Scientists from the University of Oulu and Texas A&M University have developed a new method to study how proteins interact with small ligand molecules, paving the way, for example, for faster and more efficient drug discovery.
NMR-laitteistoa kuvattuna tutkimuslaboratoriossa.
NMR equipment at the University of Oulu, where new methods are being developed. Photo: Mikko Törmänen

This interaction, known as protein-ligand interaction, is crucial for many biological processes, but studying it has traditionally been slow and insensitive. The new method, described in the Journal of the American Chemical Society, combines two advanced techniques to overcome these limitations.

A new method has the potential to revolutionize our understanding of protein interactions as part of cells' continuous communication. These interactions and the disruptions that may occur can play a significant role for example in the development of autoimmune diseases and neurodegenerative diseases such as Alzheimer's Disease. For instance, dysfunctional interactions can also lead to aggressive cell growth and cancer.

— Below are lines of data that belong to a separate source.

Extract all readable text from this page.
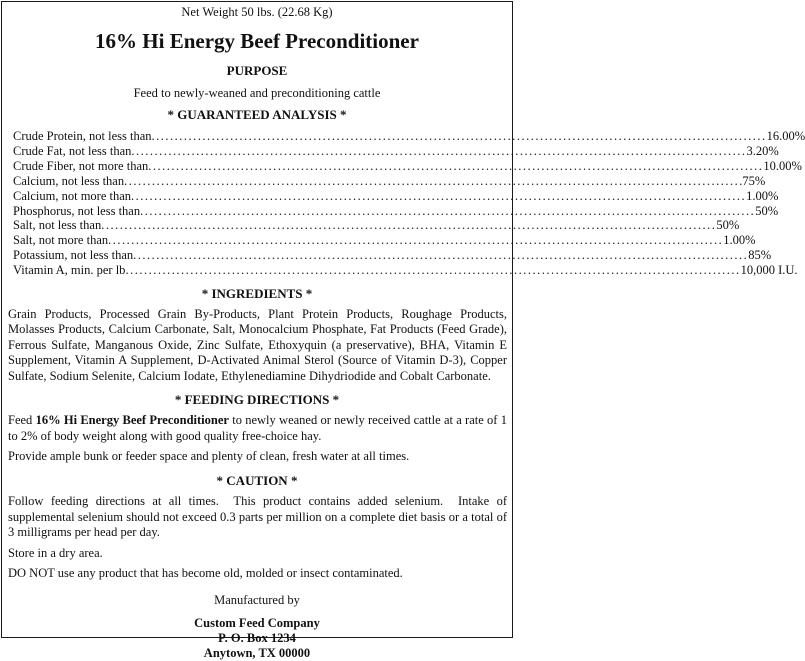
Net Weight 50 lbs. (22.68 Kg)
16% Hi Energy Beef Preconditioner
PURPOSE
Feed to newly-weaned and preconditioning cattle
* GUARANTEED ANALYSIS *
Crude Protein, not less than .....	16.00%
Crude Fat, not less than .....	3.20%
Crude Fiber, not more than .....	10.00%
Calcium, not less than .....	.75%
Calcium, not more than .....	1.00%
Phosphorus, not less than .....	50%
Salt, not less than .....	50%
Salt, not more than .....	1.00%
Potassium, not less than .....	85%
Vitamin A, min. per lb .....	10,000 I.U.
* INGREDIENTS *

Grain Products, Processed Grain By-Products, Plant Protein Products, Roughage Products, Molasses Products, Calcium Carbonate, Salt, Monocalcium Phosphate, Fat Products (Feed Grade), Ferrous Sulfate, Manganous Oxide, Zinc Sulfate, Ethoxyquin (a preservative), BHA, Vitamin E Supplement, Vitamin A Supplement, D-Activated Animal Sterol (Source of Vitamin D-3), Copper Sulfate, Sodium Selenite, Calcium Iodate, Ethylenediamine Dihydriodide and Cobalt Carbonate.

* FEEDING DIRECTIONS *

Feed 16% Hi Energy Beef Preconditioner to newly weaned or newly received cattle at a rate of 1 to 2% of body weight along with good quality free-choice hay.

Provide ample bunk or feeder space and plenty of clean, fresh water at all times.

* CAUTION *

Follow feeding directions at all times.  This product contains added selenium.  Intake of supplemental selenium should not exceed 0.3 parts per million on a complete diet basis or a total of 3 milligrams per head per day.

Store in a dry area.

DO NOT use any product that has become old, molded or insect contaminated.

Manufactured by
Custom Feed Company
P. O. Box 1234
Anytown, TX 00000
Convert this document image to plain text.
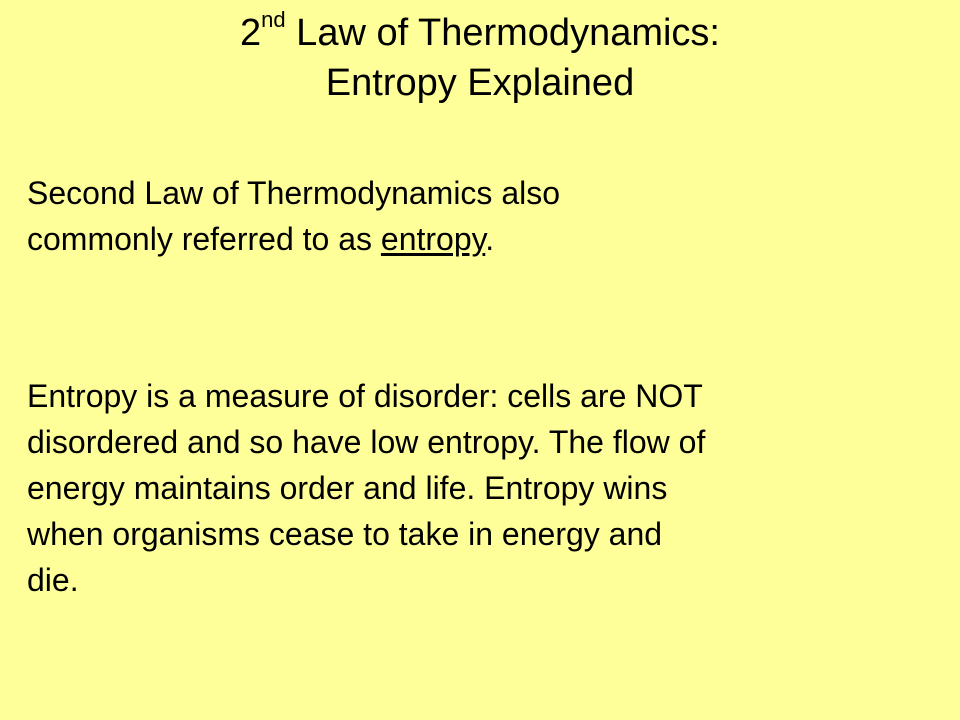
2nd Law of Thermodynamics:
Entropy Explained

Second Law of Thermodynamics also
commonly referred to as entropy.

Entropy is a measure of disorder: cells are NOT
disordered and so have low entropy. The flow of
energy maintains order and life. Entropy wins
when organisms cease to take in energy and
die.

"The method we have developed could significantly speed up the development of new drugs and help us to understand the mechanisms of many diseases much better," says Dr. Otto Mankinen from the NMR Research Unit, University of Oulu.

Fast and detailed analysis

The first technique, Dissolution Dynamic Nuclear Polarization (d-DNP) hyperpolarization, acts like a signal amplifier, significantly enhancing the signal of the ligand molecule under investigation. Especially when studying low amounts of substances and low abundance nuclei such as carbon-13, hyperpolarization is a crucial tool to make signal observable.

The second technique, Ultrafast NMR, allows the use of hyperpolarization in measurement of multidimensional NMR data. Conventionally measured multidimensional NMR measurements require multiple repetitions to collect full data. In the ultrafast approach, one of the dimensions is encoded along the sample volume in layers, with a method called spatial encoding. After the encoding, the information is read with the principles of Magnetic Resonance Imaging (MRI). In this case the NMR spectrum was spatially encoded and then the attenuation of signal in time was monitored for multiple spectral peaks. By combining these techniques, researchers can now obtain detailed information about protein-ligand binding in a single experiment for multiple ligand signals. Conventional approach is limited to a single signal per measurement. This opens doors for more efficient drug discovery by allowing scientists to better understand how potential drug molecules interact with their protein targets.

The main funders of the study are Research Council of Finland, National Institutes of Health and European Research Council. The results were published in the following open access publication: Chang Qi, Otto Mankinen*, Ville-Veikko Telkki and Christian Hilty*: Measuring Protein−Ligand Binding by Hyperpolarized Ultrafast NMR, J. Am. Chem. Soc. 2024, 146, 5063−5066.

Link to the research article:

The corresponding authors work at the University of Oulu and Texas A&M University.